La question est si importante que le choix du capitaine en dépend. S’il va à hue et à dia alors que j’estime qu’il faut mettre le cap sur l’indépendance influencera mon choix du capitaine. Le choix se précise entre une gouverne du demi-État et l’accession à l’indépendance du Québec. La feuille de route de l’un est totalement différente de la feuille de route de l’autre.

Quant aux styles, Lisée s’impose par sa culture et son charisme communicatif alors que Cloutier s’impose par sa convivialité de gouverne plus revendicatrice. Plamondon se fait valoir par son intégrité politique et finalement Madame Ouellet montre une fidélité et une compétence unique dans l’article-ciment du parti.
Je risque d’un côté comme de l’autre puisque le havre de départ montre deux destinations distinctes dont l’un par escale et l’autre est directe et clair.
- Lisée propose une petite gouverne de 4 ans en bateau et revenir au port. Il faut donc un autre ticket pour une destination, semble-t-il, qui serait claire.
- Cloutier veut qu’on paie le ticket maintenant pour nous dire sur son pif. Où on va seulement 6 mois avant le départ
- Plamondon fait payer le ticket et demande une pétition après le départ pour savoir où aller.
- Ouellet fait payer le ticket pour la destination claire et nette : l’indépendance.

1- LA QUESTION

La question peut se poser ainsi :
Quels sont les fondements scientifiques et historiques qui fondent la décision de reporter le référendum sur la souveraineté ?

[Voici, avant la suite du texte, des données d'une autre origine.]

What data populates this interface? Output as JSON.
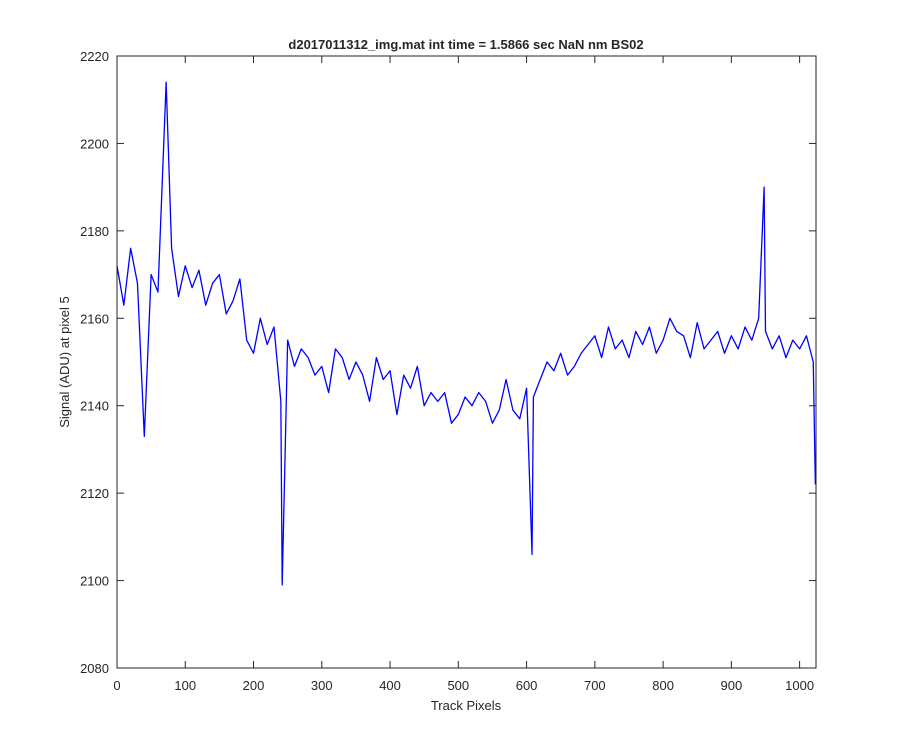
{
  "chart_data": {
    "type": "line",
    "title": "d2017011312_img.mat int time = 1.5866 sec  NaN nm BS02",
    "xlabel": "Track Pixels",
    "ylabel": "Signal (ADU) at pixel 5",
    "xlim": [
      0,
      1024
    ],
    "ylim": [
      2080,
      2220
    ],
    "xticks": [
      "0",
      "100",
      "200",
      "300",
      "400",
      "500",
      "600",
      "700",
      "800",
      "900",
      "1000"
    ],
    "yticks": [
      "2080",
      "2100",
      "2120",
      "2140",
      "2160",
      "2180",
      "2200",
      "2220"
    ],
    "grid": false,
    "legend": "none",
    "series": [
      {
        "color": "#0000ff",
        "x": [
          0,
          10,
          20,
          30,
          40,
          50,
          60,
          72,
          80,
          90,
          100,
          110,
          120,
          130,
          140,
          150,
          160,
          170,
          180,
          190,
          200,
          210,
          220,
          230,
          240,
          242,
          250,
          260,
          270,
          280,
          290,
          300,
          310,
          320,
          330,
          340,
          350,
          360,
          370,
          380,
          390,
          400,
          410,
          420,
          430,
          440,
          450,
          460,
          470,
          480,
          490,
          500,
          510,
          520,
          530,
          540,
          550,
          560,
          570,
          580,
          590,
          600,
          608,
          610,
          620,
          630,
          640,
          650,
          660,
          670,
          680,
          690,
          700,
          710,
          720,
          730,
          740,
          750,
          760,
          770,
          780,
          790,
          800,
          810,
          820,
          830,
          840,
          850,
          860,
          870,
          880,
          890,
          900,
          910,
          920,
          930,
          940,
          948,
          950,
          960,
          970,
          980,
          990,
          1000,
          1010,
          1020,
          1023
        ],
        "y": [
          2172,
          2163,
          2176,
          2168,
          2133,
          2170,
          2166,
          2214,
          2176,
          2165,
          2172,
          2167,
          2171,
          2163,
          2168,
          2170,
          2161,
          2164,
          2169,
          2155,
          2152,
          2160,
          2154,
          2158,
          2141,
          2099,
          2155,
          2149,
          2153,
          2151,
          2147,
          2149,
          2143,
          2153,
          2151,
          2146,
          2150,
          2147,
          2141,
          2151,
          2146,
          2148,
          2138,
          2147,
          2144,
          2149,
          2140,
          2143,
          2141,
          2143,
          2136,
          2138,
          2142,
          2140,
          2143,
          2141,
          2136,
          2139,
          2146,
          2139,
          2137,
          2144,
          2106,
          2142,
          2146,
          2150,
          2148,
          2152,
          2147,
          2149,
          2152,
          2154,
          2156,
          2151,
          2158,
          2153,
          2155,
          2151,
          2157,
          2154,
          2158,
          2152,
          2155,
          2160,
          2157,
          2156,
          2151,
          2159,
          2153,
          2155,
          2157,
          2152,
          2156,
          2153,
          2158,
          2155,
          2160,
          2190,
          2157,
          2153,
          2156,
          2151,
          2155,
          2153,
          2156,
          2150,
          2122
        ]
      }
    ]
  }
}
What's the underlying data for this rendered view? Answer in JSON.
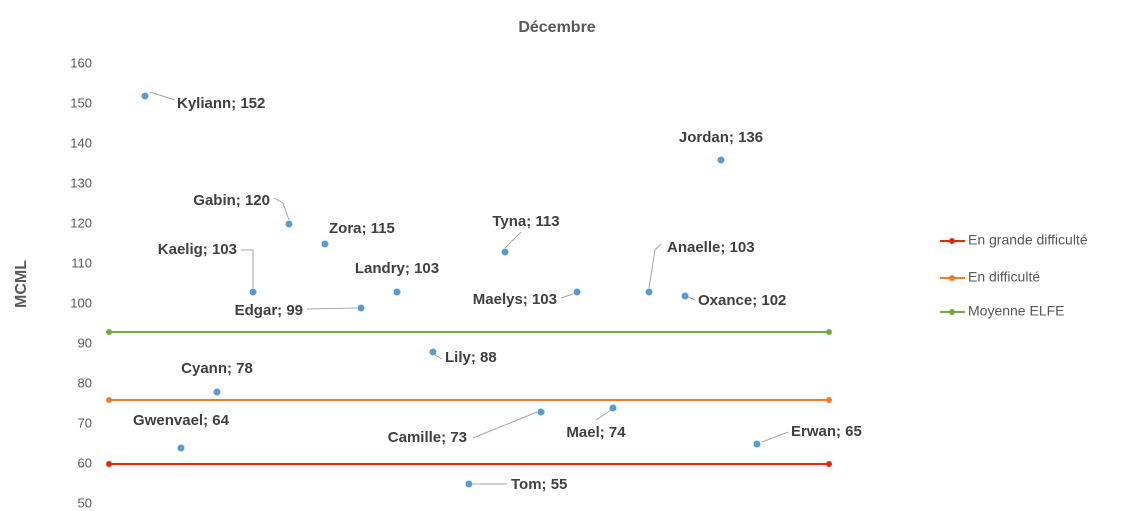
{
  "chart_data": {
    "type": "scatter",
    "title": "Décembre",
    "y_label": "MCML",
    "xlim": [
      0,
      20
    ],
    "ylim": [
      50,
      160
    ],
    "yticks": [
      50,
      60,
      70,
      80,
      90,
      100,
      110,
      120,
      130,
      140,
      150,
      160
    ],
    "grid": false,
    "legend": "right",
    "points": {
      "color": "#5b9bd5",
      "x": [
        1,
        2,
        3,
        4,
        5,
        6,
        7,
        8,
        9,
        10,
        11,
        12,
        13,
        14,
        15,
        16,
        17,
        18
      ],
      "values": [
        152,
        64,
        78,
        103,
        120,
        115,
        99,
        103,
        88,
        55,
        113,
        73,
        103,
        74,
        103,
        102,
        136,
        65
      ],
      "value_labels": [
        "Kyliann; 152",
        "Gwenvael; 64",
        "Cyann; 78",
        "Kaelig; 103",
        "Gabin; 120",
        "Zora; 115",
        "Edgar; 99",
        "Landry; 103",
        "Lily; 88",
        "Tom; 55",
        "Tyna; 113",
        "Camille; 73",
        "Maelys; 103",
        "Mael; 74",
        "Anaelle; 103",
        "Oxance; 102",
        "Jordan; 136",
        "Erwan; 65"
      ]
    },
    "series": [
      {
        "name": "En grande difficulté",
        "color": "#e8260f",
        "x": [
          0,
          20
        ],
        "values": [
          60,
          60
        ]
      },
      {
        "name": "En difficulté",
        "color": "#ee7d31",
        "x": [
          0,
          20
        ],
        "values": [
          76,
          76
        ]
      },
      {
        "name": "Moyenne ELFE",
        "color": "#70ad47",
        "x": [
          0,
          20
        ],
        "values": [
          93,
          93
        ]
      }
    ]
  }
}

La réponse est unanime : personne ne veut de référendum !
Les trois candidats, plusieurs des députés de l’Assemblée nationale, membres et sympathisants répondent en cœur de cette façon à la question.
La question entraîne des sous questions importantes que ce texte répond indirectement : celle du fondement de reporter un référendum d’au moins 6 ans ; celle de reporter au pif la décision vers mars 2018 ; celle de reporter après le déclenchement d’une autre élection.

Réglons cette satanée pensée que personne ne veut de référendum.
Toutes ces personnes se basent sur le seul sondage à la question du 9 octobre 2015.
64 % de citoyens ne semblent pas souhaiter un nouveau référendum (Sondage Léger-Marketing, Le Devoir, 9 octobre 2015), disent en cœur ces partisans du report.
Examinons ladite question sur le sondage :
Souhaitez-vous que le Parti Québécois tienne un référendum sur la souveraineté s’il est élu aux prochaines élections ?
Les réponses ont été :
Oui : 54% des électeurs PQ ; 26% de la population totale du Québec
Non : 38% des électeurs PQ ; 64% de la population du Québec
Ne savent pas/indécis : 8% PQ : 10% de la population totale
Ce tableau est issu d’un sondage au moment de la campagne électorale fédérale dont les libéraux étaient en progression et le niqab questionnait tout le Québec. Le centre d’attraction, cette flèche montante, Trudeau et la débandade de Mulcair occupaient nos esprits à 15 jours de l’élection générale.
Que peut-on conclure du tableau paru dans le devoir sans texte ou explication ?
Rien de certain qui s’impose. Je dirais même que l’ambiguïté de la question prime sur toutes conclusions politiques à tirer.
En premier, la question est double. Souhaitez-vous … un référendum ? et Souhaitez-vous….sur la souveraineté ?
Elle intervient au niveau de la forme et du fond. Cette question ainsi posée fait l’intermédiaire entre « Voulez-vous que le Québec soit souverain » et « Voulez-vous que le Québec fasse un référendum ».
La question pose aussi la difficulté de la réponse qui sur le référendum devient en comparaison des questions telles :

Qui veut des examens ? Et qui veut le diplôme ?
Qui veut une élection ? Et, qui veut une bonne gouverne ?
Qui veut travailler dur et en arracher 4 ans ? Et, qui veut la médaille d’or ?
Qui veut mourir ? Et, qui veut aller au ciel ?
Qui veut un référendum ? Et, qui veut être maître de son destin ?
Qui veut un référendum sur la souveraineté ? Et, qui veut faire du Québec un pays.
À chacune des premières questions tout le monde répond « non » naturellement. Et à la deuxième question, on répond « oui ». Sauf à la dernière qui marque un effort pour faire la sécession.
Je conclus cette partie d’analyse que la question comporte un vice de forme. Ceux qui répondent non à la question de fond et ceux qui répondent non à la tenue d’un référendum sont mêlés inextricablement par la question posée. Elle met aussi en lumière la difficulté et les situations paradoxales. Or, nous savons qu’un sondage n’est qu’une approximation, une photo d’un moment choisi et donne qu’une indication. A fortiori la décision nuancée quant à elle doit être de sagesse.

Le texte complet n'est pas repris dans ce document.